Focalizzando l’analisi sugli apparecchi da intrattenimento – Slot e VLT – ritenuti la principale causa della ludopatia e per questo oggetto di regolamenti comunali e regionali per limitarne l’orario di accensione e vietarne la collocazione sul territorio, emerge che ogni italiano ha speso tra slot e vlt l’1,1% del proprio reddito, circa 19 euro al mese. Per quanto riguarda gli apparecchi, il Molise e la Calabria sono le due regioni con la percentuale più alta rispetto alla media nazionale (1,71% e 1,70%), con la Campania al terzo posto con l’1,6%. Anche in questo caso le grandi regioni italiane, così come emerso nel dato nazionale comprensivo di tutti i giochi, viaggiano a una media più bassa, addirittura sotto il punto percentuale: la Lombardia è allo 0,98%, il Lazio allo 0,97% il Piemonte allo 0,89%, mentre il Trentino Alto Adige si segnala per la percentuale più bassa di spesa nelle slot in rapporto al reddito procapite (0,78%).

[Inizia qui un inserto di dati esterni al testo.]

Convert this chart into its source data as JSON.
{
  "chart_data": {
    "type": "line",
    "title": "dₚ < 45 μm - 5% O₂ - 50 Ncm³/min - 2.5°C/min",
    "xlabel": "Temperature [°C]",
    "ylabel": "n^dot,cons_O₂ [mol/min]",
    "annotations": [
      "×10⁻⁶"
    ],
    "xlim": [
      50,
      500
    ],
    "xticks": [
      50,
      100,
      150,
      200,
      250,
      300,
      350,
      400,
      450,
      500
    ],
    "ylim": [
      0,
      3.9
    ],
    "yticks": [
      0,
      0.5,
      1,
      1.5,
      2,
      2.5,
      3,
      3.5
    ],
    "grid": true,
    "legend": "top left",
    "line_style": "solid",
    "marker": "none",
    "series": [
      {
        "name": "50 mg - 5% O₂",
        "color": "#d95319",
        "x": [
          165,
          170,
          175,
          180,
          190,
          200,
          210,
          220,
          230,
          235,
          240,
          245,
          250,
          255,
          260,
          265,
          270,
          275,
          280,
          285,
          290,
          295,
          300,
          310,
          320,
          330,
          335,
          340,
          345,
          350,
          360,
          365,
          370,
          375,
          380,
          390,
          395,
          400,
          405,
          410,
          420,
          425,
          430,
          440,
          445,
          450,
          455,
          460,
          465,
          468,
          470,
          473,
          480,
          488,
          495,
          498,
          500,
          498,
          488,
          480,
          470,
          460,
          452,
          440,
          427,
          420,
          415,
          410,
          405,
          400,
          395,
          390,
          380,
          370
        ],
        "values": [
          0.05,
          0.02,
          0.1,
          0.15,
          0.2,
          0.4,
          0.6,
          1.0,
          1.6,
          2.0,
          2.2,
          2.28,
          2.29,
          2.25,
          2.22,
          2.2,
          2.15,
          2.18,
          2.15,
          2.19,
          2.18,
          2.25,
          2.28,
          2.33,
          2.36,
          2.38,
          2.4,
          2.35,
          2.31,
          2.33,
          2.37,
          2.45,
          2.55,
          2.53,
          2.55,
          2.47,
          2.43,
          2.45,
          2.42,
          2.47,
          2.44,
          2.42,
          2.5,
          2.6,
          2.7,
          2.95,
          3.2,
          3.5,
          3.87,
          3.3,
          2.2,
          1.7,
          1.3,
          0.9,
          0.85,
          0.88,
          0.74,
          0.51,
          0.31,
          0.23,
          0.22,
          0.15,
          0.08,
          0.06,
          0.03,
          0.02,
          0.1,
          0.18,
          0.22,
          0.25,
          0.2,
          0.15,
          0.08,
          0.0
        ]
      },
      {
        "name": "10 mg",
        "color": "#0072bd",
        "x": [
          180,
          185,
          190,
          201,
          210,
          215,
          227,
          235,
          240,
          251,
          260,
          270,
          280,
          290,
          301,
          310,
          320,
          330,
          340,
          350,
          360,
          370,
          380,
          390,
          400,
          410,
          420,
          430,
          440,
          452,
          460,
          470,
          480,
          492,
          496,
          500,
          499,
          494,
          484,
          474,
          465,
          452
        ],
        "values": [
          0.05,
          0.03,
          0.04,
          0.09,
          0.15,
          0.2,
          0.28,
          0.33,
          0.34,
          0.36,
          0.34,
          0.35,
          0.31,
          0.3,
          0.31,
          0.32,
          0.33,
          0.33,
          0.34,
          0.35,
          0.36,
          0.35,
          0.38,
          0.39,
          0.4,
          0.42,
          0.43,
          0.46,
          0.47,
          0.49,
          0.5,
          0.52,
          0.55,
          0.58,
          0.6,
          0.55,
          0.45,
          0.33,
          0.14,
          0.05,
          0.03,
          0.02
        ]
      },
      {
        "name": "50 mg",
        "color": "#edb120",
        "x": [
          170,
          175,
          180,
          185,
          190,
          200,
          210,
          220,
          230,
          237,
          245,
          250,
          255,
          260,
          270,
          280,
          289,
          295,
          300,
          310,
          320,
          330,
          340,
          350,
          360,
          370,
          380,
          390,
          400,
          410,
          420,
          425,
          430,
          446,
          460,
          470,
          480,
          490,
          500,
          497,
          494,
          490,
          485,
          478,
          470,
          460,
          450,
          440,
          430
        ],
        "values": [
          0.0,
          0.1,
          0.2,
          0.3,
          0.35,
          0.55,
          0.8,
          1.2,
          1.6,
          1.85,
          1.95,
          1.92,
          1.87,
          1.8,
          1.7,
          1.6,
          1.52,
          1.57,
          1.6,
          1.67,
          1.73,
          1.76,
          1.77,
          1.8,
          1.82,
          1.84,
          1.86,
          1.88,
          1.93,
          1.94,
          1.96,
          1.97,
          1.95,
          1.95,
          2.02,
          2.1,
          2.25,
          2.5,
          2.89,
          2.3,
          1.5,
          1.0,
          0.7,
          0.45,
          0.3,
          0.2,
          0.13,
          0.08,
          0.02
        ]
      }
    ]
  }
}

Per quanto riguarda infine le scommesse sportive, colpite come del resto tutto il comparto dei giochi dal divieto di pubblicità introdotto dal Decreto Dignità, si evince che la spesa media procapite per ogni italiano lavoratore è di poco superiore ai 17 euro annui (1,5 euro al mese), il che significa che l’impatto sul reddito complessivo medio è pari a meno dello 0,1%. Il ‘picco’ si ha in Campania, con lo 0,33%, seguita dalla Puglia, poi la Calabria con lo 0,19%. Sopra lo 0,1% Abruzzo, Basilicata e Sicilia, mentre tutte le altre regioni si piazzano sotto la soglia dello 0,1%.